Blacks do back sanctions, warns survey

As the international sanctions movement struggles to maintain its momentum, a major nationwide survey released yesterday has revealed that two thirds of black South Africans support sanctions.

The survey was conducted during August and September by the Community Agency for Social Enquiry. This was the same group which compiled a similar, controversial report two years ago showing that most blacks supported disinvestment by foreign companies. The survey – which for the first time included people in the rural areas – also revealed that African National Congress leader Nelson Mandela and the ANC are the country's most popular political actors for blacks.

Mark Orkin, a director of Case, said yesterday that the repression of three successive States of Emergency had shown blacks that it was "essential that the full range of pressures should be brought to bear to help end apartheid". Out of the sample of 800 respondents, 46 percent said sanctions should be applied until the South African government lifted the Emergency, freed political prisoners, unbanned political organisations and abandoned apartheid.

Orkin said 21 percent supported "an even more adamant view" – that sanctions should be enforced unconditionally until the government surrendered power. Only 26 percent of blacks in the cities and in the rural areas were opposed to sanctions, fearing that it would stunt economic growth.

The results are similar to the 1985 questionnaire when about a quarter of respondents supported hardline disinvestment, a quarter opposed disinvestment and one half favoured conditional disinvestment. However, the 1985 poll was conducted only in the cities whereas 59 percent of the respondents in the latest survey were from the rural areas, 14 percent from small towns and 27 percent metropolitan. In the metropolitan areas, support for sanctions was more widespread. A total of 29 percent favoured hardline sanctions, 52 percent backed conditional sanctions while 14 percent were opposed to sanctions.

Orkin pointed out that compared to the 1985 figures, the support for economic pressures had increased among blacks in the cities. A new question – on whether respondents were prepared to continue supporting sanctions if these resulted in job losses for blacks – also produced some surprising results. The number of hard-liners, who stood by the sanctions position whatever the unemployment costs, declined to 14 percent overall.
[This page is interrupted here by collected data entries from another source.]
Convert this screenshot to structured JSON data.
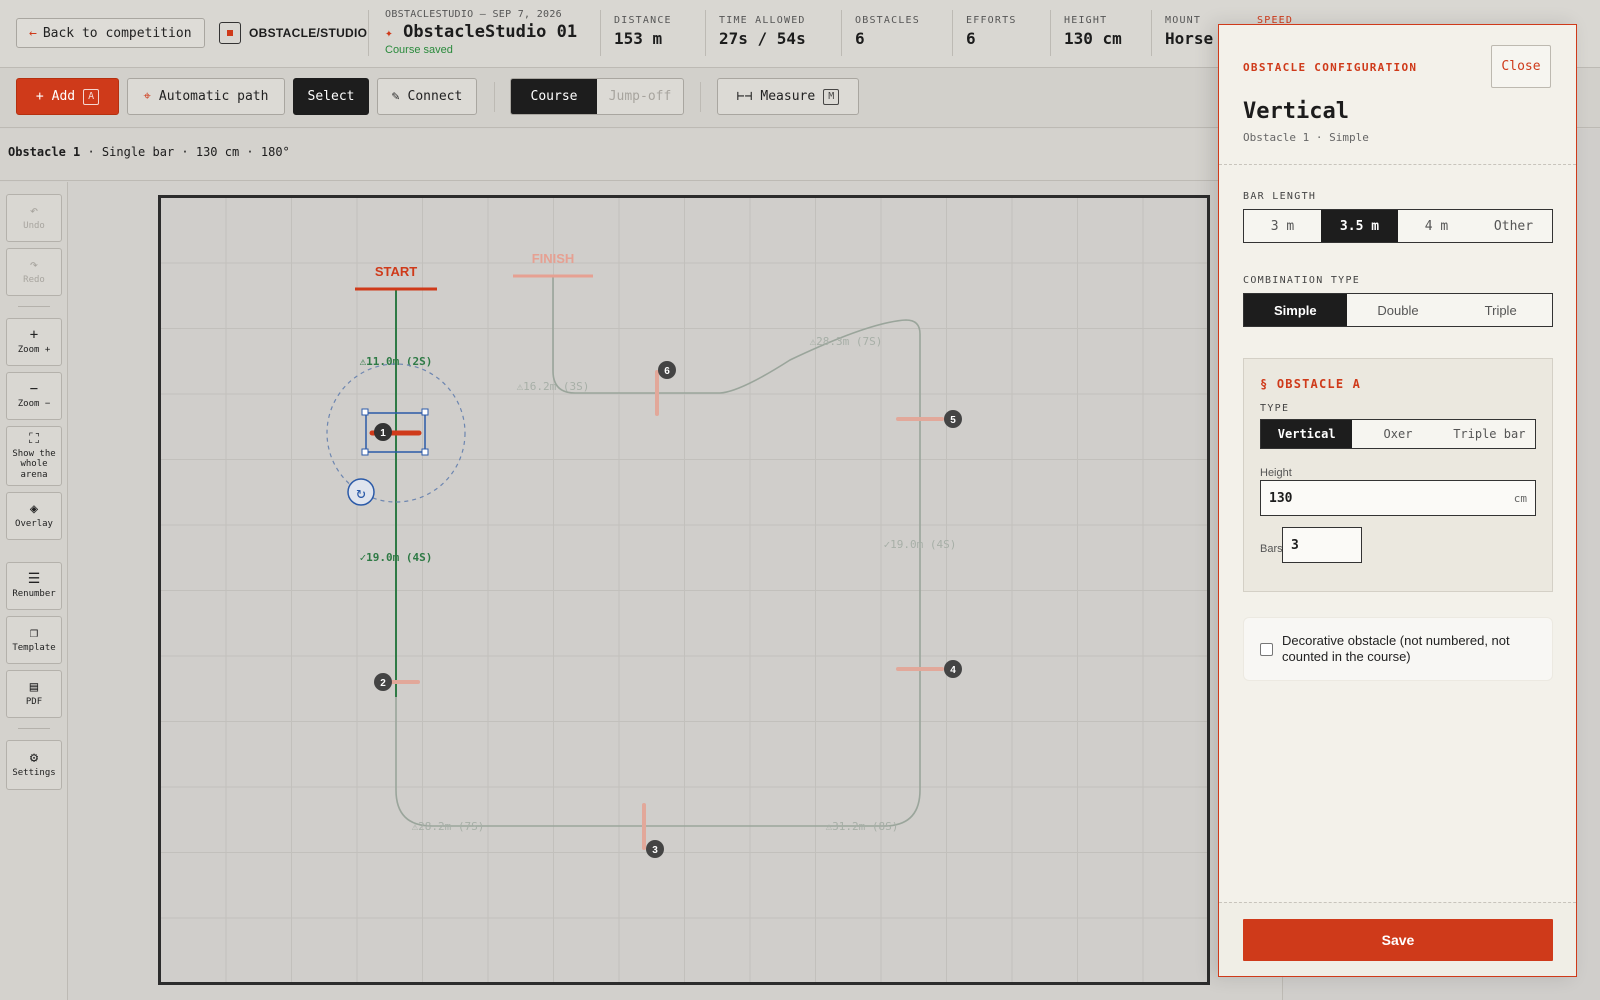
{
  "topbar": {
    "back_label": "Back to competition",
    "brand": "OBSTACLE/STUDIO",
    "course_kicker": "OBSTACLESTUDIO — SEP 7, 2026",
    "course_name": "ObstacleStudio 01",
    "course_status": "Course saved",
    "stats": [
      {
        "label": "DISTANCE",
        "value": "153 m"
      },
      {
        "label": "TIME ALLOWED",
        "value": "27s / 54s"
      },
      {
        "label": "OBSTACLES",
        "value": "6"
      },
      {
        "label": "EFFORTS",
        "value": "6"
      },
      {
        "label": "HEIGHT",
        "value": "130 cm"
      },
      {
        "label": "MOUNT",
        "value": "Horse"
      },
      {
        "label": "SPEED",
        "value": ""
      }
    ]
  },
  "toolbar": {
    "add_label": "Add",
    "add_key": "A",
    "auto_path_label": "Automatic path",
    "select_label": "Select",
    "connect_label": "Connect",
    "course_tab": "Course",
    "jumpoff_tab": "Jump-off",
    "measure_label": "Measure",
    "measure_key": "M"
  },
  "infobar": {
    "obstacle": "Obstacle 1",
    "details": " · Single bar · 130 cm · 180°"
  },
  "rail": {
    "undo": "Undo",
    "redo": "Redo",
    "zoom_in": "Zoom +",
    "zoom_out": "Zoom −",
    "show_arena": "Show the whole arena",
    "overlay": "Overlay",
    "renumber": "Renumber",
    "template": "Template",
    "pdf": "PDF",
    "settings": "Settings"
  },
  "arena": {
    "start_label": "START",
    "finish_label": "FINISH",
    "segments": [
      "⚠11.0m (2S)",
      "✓19.0m (4S)",
      "⚠28.2m (7S)",
      "⚠31.2m (8S)",
      "✓19.0m (4S)",
      "⚠28.3m (7S)",
      "⚠16.2m (3S)"
    ],
    "obstacles": [
      "1",
      "2",
      "3",
      "4",
      "5",
      "6"
    ]
  },
  "modal": {
    "kicker": "OBSTACLE CONFIGURATION",
    "close_label": "Close",
    "title": "Vertical",
    "subtitle": "Obstacle 1 · Simple",
    "bar_length_label": "BAR LENGTH",
    "bar_lengths": [
      "3 m",
      "3.5 m",
      "4 m",
      "Other"
    ],
    "bar_length_selected": "3.5 m",
    "combination_label": "COMBINATION TYPE",
    "combinations": [
      "Simple",
      "Double",
      "Triple"
    ],
    "combination_selected": "Simple",
    "obstacle_a_title": "§ OBSTACLE A",
    "type_label": "TYPE",
    "types": [
      "Vertical",
      "Oxer",
      "Triple bar"
    ],
    "type_selected": "Vertical",
    "height_label": "Height",
    "height_value": "130",
    "height_unit": "cm",
    "bars_label": "Bars",
    "bars_value": "3",
    "decorative_label": "Decorative obstacle (not numbered, not counted in the course)",
    "decorative_checked": false,
    "save_label": "Save"
  },
  "colors": {
    "accent": "#cf3a1a",
    "dark": "#1d1d1d",
    "ok": "#2a8a3c"
  }
}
A second intermediate group who were prepared to see some but not many blacks unemployed as a result of sanctions dropped to 26 percent while 60 percent were not willing to support any job losses.

"The pressure to use economic measures is increasing at the same time as the growth in unemployment is worrying people," said Orkin. "Taken together, the results illuminate the policy decisions on sanctions of the unions, the churches and popular political tendencies. "They are calling for sanctions to be comprehensive rather than partial, and mandatory rather than voluntary, in the hope that this way sanctions will achieve the greatest possible political impact, while causing unavoidable economic hardship for the shortest possible time."

The survey on political leadership revealed that nationally 24 percent supported the ANC, seven percent the United Democratic Front, six percent Archbishop Desmond Tutu and 11 percent Inkatha while 10 percent supported the government. Within the metropolitan areas, the ANC received 35 percent, the UDF 13 percent, Tutu nine percent and Inkatha eight percent.

"The leadership figures display a close continuity with the earlier survey," said Orkin. "This confirms the reliability of the study and indicates the steady evolution of black opinion responding to political events. "Since 1985 the only appreciable change is that support for the ANC has risen a few percent and that Tutu has lost support (from 16 percent in 1985) as he has moved residence away from the Witwatersrand."

The questions were framed so that each position was explained alongside the political groups which support it. For instance, the question for those opposing sanctions, read: "This view is supported by PW Botha, and the Nationalist government, by the PFP, by businessmen like Harry Oppenheimer and by homeland leaders like Chief Buthelezi."

Doubt was cast on the findings yesterday by Professor Lawrence Schlemmer, director of the Centre for Policy Studies at Wits University, who was himself criticised for a survey he did two years ago into black attitudes on disinvestment Schlemmer said that given that the options on sanctions were linked to political leadership, the question was not about sanctions but a mixture involving both sanctions and support for leaders.

"I am surprised that as many as 26 percent of people oppose sanctions given that to do so would be to associate with the government. That this has been done biases the response against rejection of sanctions. "This is not comparable with other surveys and the respondent is faced with the critical dilemma to support sanctions or his political leadership."

Orkin said yesterday that as with the earlier study, it was important not only to mention the policy positions but also as background to give the important party political tendencies associated with each position.